Ce registre est établi suivant les dispositions de l'arrêté ministériel du 31 mai 2021 fixant le contenu des registres déchets, terres excavées et sédiments mentionnées aux articles R. 541-43 et R. 541-43-1 du code de l'environnement.
En complément des dispositions prévues par les articles R. 541-43, R. 541-431 et R. 541-45 du code de l'environnement, l'exploitant tient à jour :
* un registre d'acceptation permettant d'archiver l'ensemble des certificats d'acceptation préalable, ces informations sont conservées pour une durée minimum de 3 ans; * un registre de refus des déchets sur le site reprenant les motifs du refus d'admission ; *__ un registre d'exploitation retraçant l'ensemble des opérations effectuées sur le déchet et permettant de le localiser dans le temps et sur le site, ainsi que la destination des déchets résiduels éventuels.
61/71ARTICLE 9.2.12. IMPERMÉABILISATION DES AIRES
L'ensemble des opérations, stockages, traitement sont réalisés sur une aire étanche dont la collecte des eaux est orientée, soit vers le bassin de collecte des eaux pluviales, soit vers une collecte spécifique aux eaux de process.

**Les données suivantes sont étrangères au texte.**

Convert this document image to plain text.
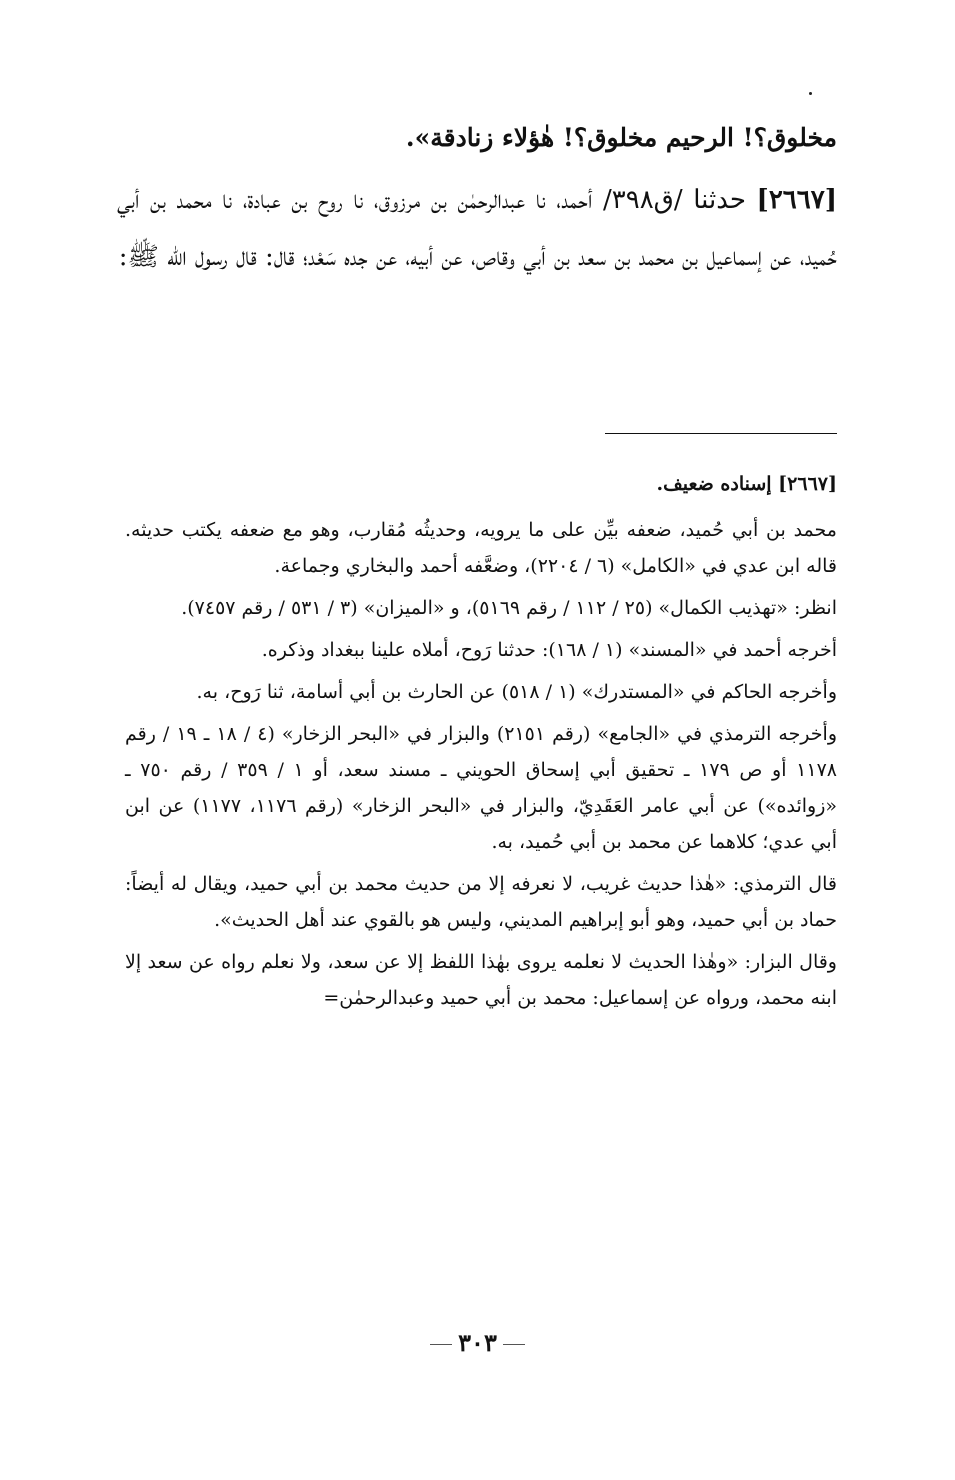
مخلوق؟! الرحيم مخلوق؟! هٰؤلاء زنادقة».

[٢٦٦٧] حدثنا /ق٣٩٨/ أحمد، نا عبدالرحمٰن بن مرزوق، نا روح بن عبادة، نا محمد بن أبي حُميد، عن إسماعيل بن محمد بن سعد بن أبي وقاص، عن أبيه، عن جده سَعْد؛ قال: قال رسول الله ﷺ:

[٢٦٦٧] إسناده ضعيف.

محمد بن أبي حُميد، ضعفه بيِّن على ما يرويه، وحديثُه مُقارب، وهو مع ضعفه يكتب حديثه. قاله ابن عدي في «الكامل» (٦ / ٢٢٠٤)، وضعَّفه أحمد والبخاري وجماعة.

انظر: «تهذيب الكمال» (٢٥ / ١١٢ / رقم ٥١٦٩)، و «الميزان» (٣ / ٥٣١ / رقم ٧٤٥٧).

أخرجه أحمد في «المسند» (١ / ١٦٨): حدثنا رَوح، أملاه علينا ببغداد وذكره.

وأخرجه الحاكم في «المستدرك» (١ / ٥١٨) عن الحارث بن أبي أسامة، ثنا رَوح، به.

وأخرجه الترمذي في «الجامع» (رقم ٢١٥١) والبزار في «البحر الزخار» (٤ / ١٨ ـ ١٩ / رقم ١١٧٨ أو ص ١٧٩ ـ تحقيق أبي إسحاق الحويني ـ مسند سعد، أو ١ / ٣٥٩ / رقم ٧٥٠ ـ «زوائده») عن أبي عامر العَقَدِيّ، والبزار في «البحر الزخار» (رقم ١١٧٦، ١١٧٧) عن ابن أبي عدي؛ كلاهما عن محمد بن أبي حُميد، به.

قال الترمذي: «هٰذا حديث غريب، لا نعرفه إلا من حديث محمد بن أبي حميد، ويقال له أيضاً: حماد بن أبي حميد، وهو أبو إبراهيم المديني، وليس هو بالقوي عند أهل الحديث».

وقال البزار: «وهٰذا الحديث لا نعلمه يروى بهٰذا اللفظ إلا عن سعد، ولا نعلم رواه عن سعد إلا ابنه محمد، ورواه عن إسماعيل: محمد بن أبي حميد وعبدالرحمٰن=

٣٠٣
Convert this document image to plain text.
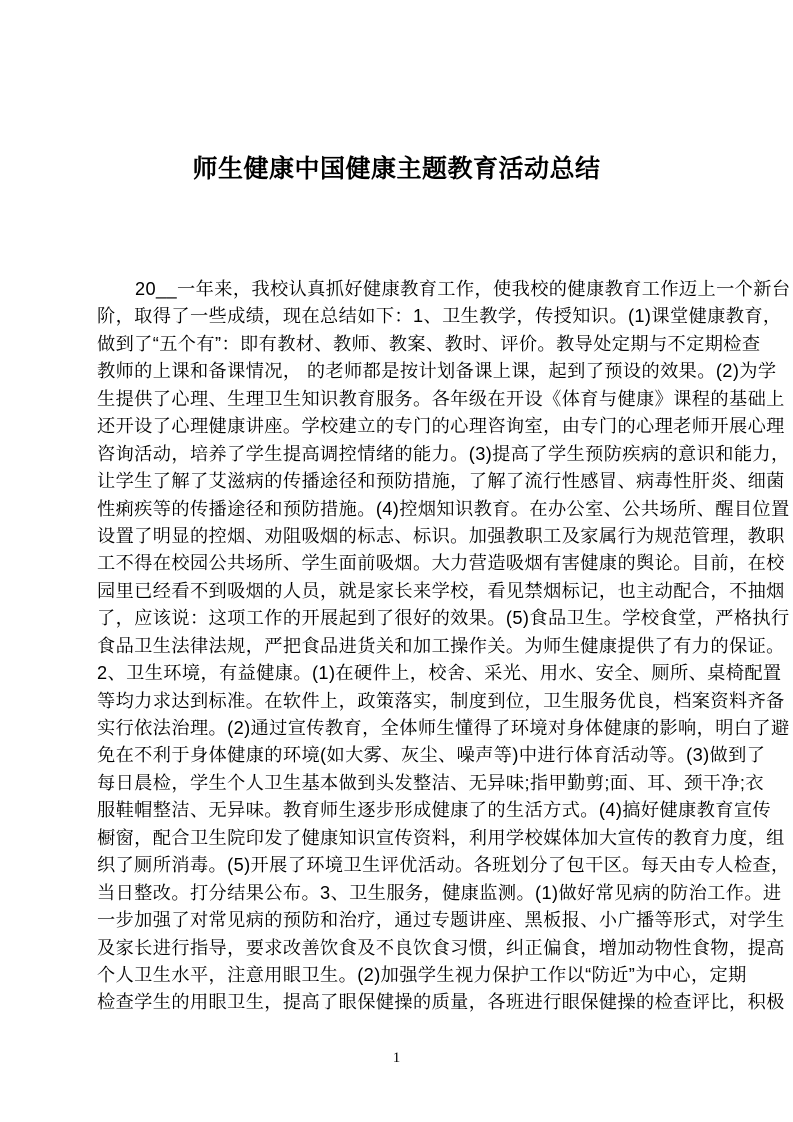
师生健康中国健康主题教育活动总结
20__一年来，我校认真抓好健康教育工作，使我校的健康教育工作迈上一个新台
阶，取得了一些成绩，现在总结如下：1、卫生教学，传授知识。(1)课堂健康教育，
做到了“五个有”：即有教材、教师、教案、教时、评价。教导处定期与不定期检查
教师的上课和备课情况， 的老师都是按计划备课上课，起到了预设的效果。(2)为学
生提供了心理、生理卫生知识教育服务。各年级在开设《体育与健康》课程的基础上
还开设了心理健康讲座。学校建立的专门的心理咨询室，由专门的心理老师开展心理
咨询活动，培养了学生提高调控情绪的能力。(3)提高了学生预防疾病的意识和能力，
让学生了解了艾滋病的传播途径和预防措施，了解了流行性感冒、病毒性肝炎、细菌
性痢疾等的传播途径和预防措施。(4)控烟知识教育。在办公室、公共场所、醒目位置
设置了明显的控烟、劝阻吸烟的标志、标识。加强教职工及家属行为规范管理，教职
工不得在校园公共场所、学生面前吸烟。大力营造吸烟有害健康的舆论。目前，在校
园里已经看不到吸烟的人员，就是家长来学校，看见禁烟标记，也主动配合，不抽烟
了，应该说：这项工作的开展起到了很好的效果。(5)食品卫生。学校食堂，严格执行
食品卫生法律法规，严把食品进货关和加工操作关。为师生健康提供了有力的保证。
2、卫生环境，有益健康。(1)在硬件上，校舍、采光、用水、安全、厕所、桌椅配置
等均力求达到标准。在软件上，政策落实，制度到位，卫生服务优良，档案资料齐备
实行依法治理。(2)通过宣传教育，全体师生懂得了环境对身体健康的影响，明白了避
免在不利于身体健康的环境(如大雾、灰尘、噪声等)中进行体育活动等。(3)做到了
每日晨检，学生个人卫生基本做到头发整洁、无异味;指甲勤剪;面、耳、颈干净;衣
服鞋帽整洁、无异味。教育师生逐步形成健康了的生活方式。(4)搞好健康教育宣传
橱窗，配合卫生院印发了健康知识宣传资料，利用学校媒体加大宣传的教育力度，组
织了厕所消毒。(5)开展了环境卫生评优活动。各班划分了包干区。每天由专人检查，
当日整改。打分结果公布。3、卫生服务，健康监测。(1)做好常见病的防治工作。进
一步加强了对常见病的预防和治疗，通过专题讲座、黑板报、小广播等形式，对学生
及家长进行指导，要求改善饮食及不良饮食习惯，纠正偏食，增加动物性食物，提高
个人卫生水平，注意用眼卫生。(2)加强学生视力保护工作以“防近”为中心，定期
检查学生的用眼卫生，提高了眼保健操的质量，各班进行眼保健操的检查评比，积极
1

CHAPITRE 9.3 OPÉRATIONS DE CHARGEMENT/DÉCHARGEMENT DES BARGES
ARTICLE 9.3.1. MESURES DE PRÉVENTION DES ENVOLS VERS LE MILIEU NATUREL
Afin de prévenir les contaminations du milieu naturel lors des opérations de chargement et déchargement des péniches, une procédure précise les mesures de réduction des envols de poussières et chutes de matériaux.
Notamment, les péniches sont amarrées au plus proche du quai et une protection (bâche ou tout autre système efficace) est mise en place entre le quai et la péniche, et des opérations de balayage et récupération des matières sont réalisées à la fin de chaque opération.
CHAPITRE 9.4 STOCKAGE D'HYDROCARBURES
ARTICLE 9.4.1. DISPOSITIONS PARTICULIERES
Le stockage de 2,5 m° de gazole est réalisé en cuve double peau et sur rétention. Celle- ci est localisée à l'extérieur du bâtiment d'exploitation.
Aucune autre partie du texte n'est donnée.